What Organisms Use Aerobic Respiration?

Aerobes use aerobic respiration. Organisms classified as aerobes are eukaryotic and live in an oxygenated environment. Most plants and animals are classified as aerobes. Respiration is the process of breaking down glucose to create energy for the cell. Aerobic respiration requires oxygen to break down the glucose.

Organisms are classified according to how they produce energy through respiration. Organisms that require oxygen are called obligate aerobes. Some organisms can break down glucose without using oxygen through a process called anaerobic respiration. These organisms are called facultative anaerobes. Most anaerobes are prokaryotic organisms like bacteria.

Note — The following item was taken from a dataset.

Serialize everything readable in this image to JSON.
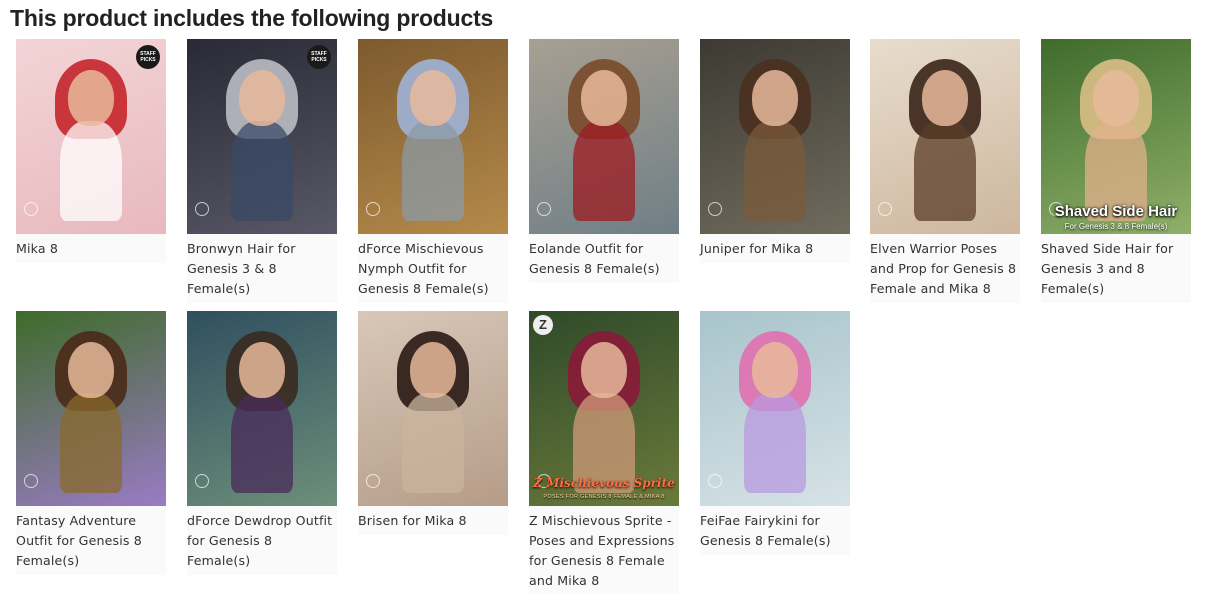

Two other classifications involve the presence of oxygen. Aerotolerant organisms prefer breaking down glucose anaerobically but are able to survive in the presence of oxygen. Microaerophiles use very small amounts of oxygen during respiration.

Individual human cells can create energy with or without the use of oxygen. Anaerobic respiration is carried out by muscle cells when oxygen is not inhaled quickly enough to provide the energy needed during periods of exercise. Anaerobic respiration does not produce as much energy, so it cannot be sustained for long periods of time. Lactic acid is a product of anaerobic respiration. Cells cannot use lactic acid and it must be excreted.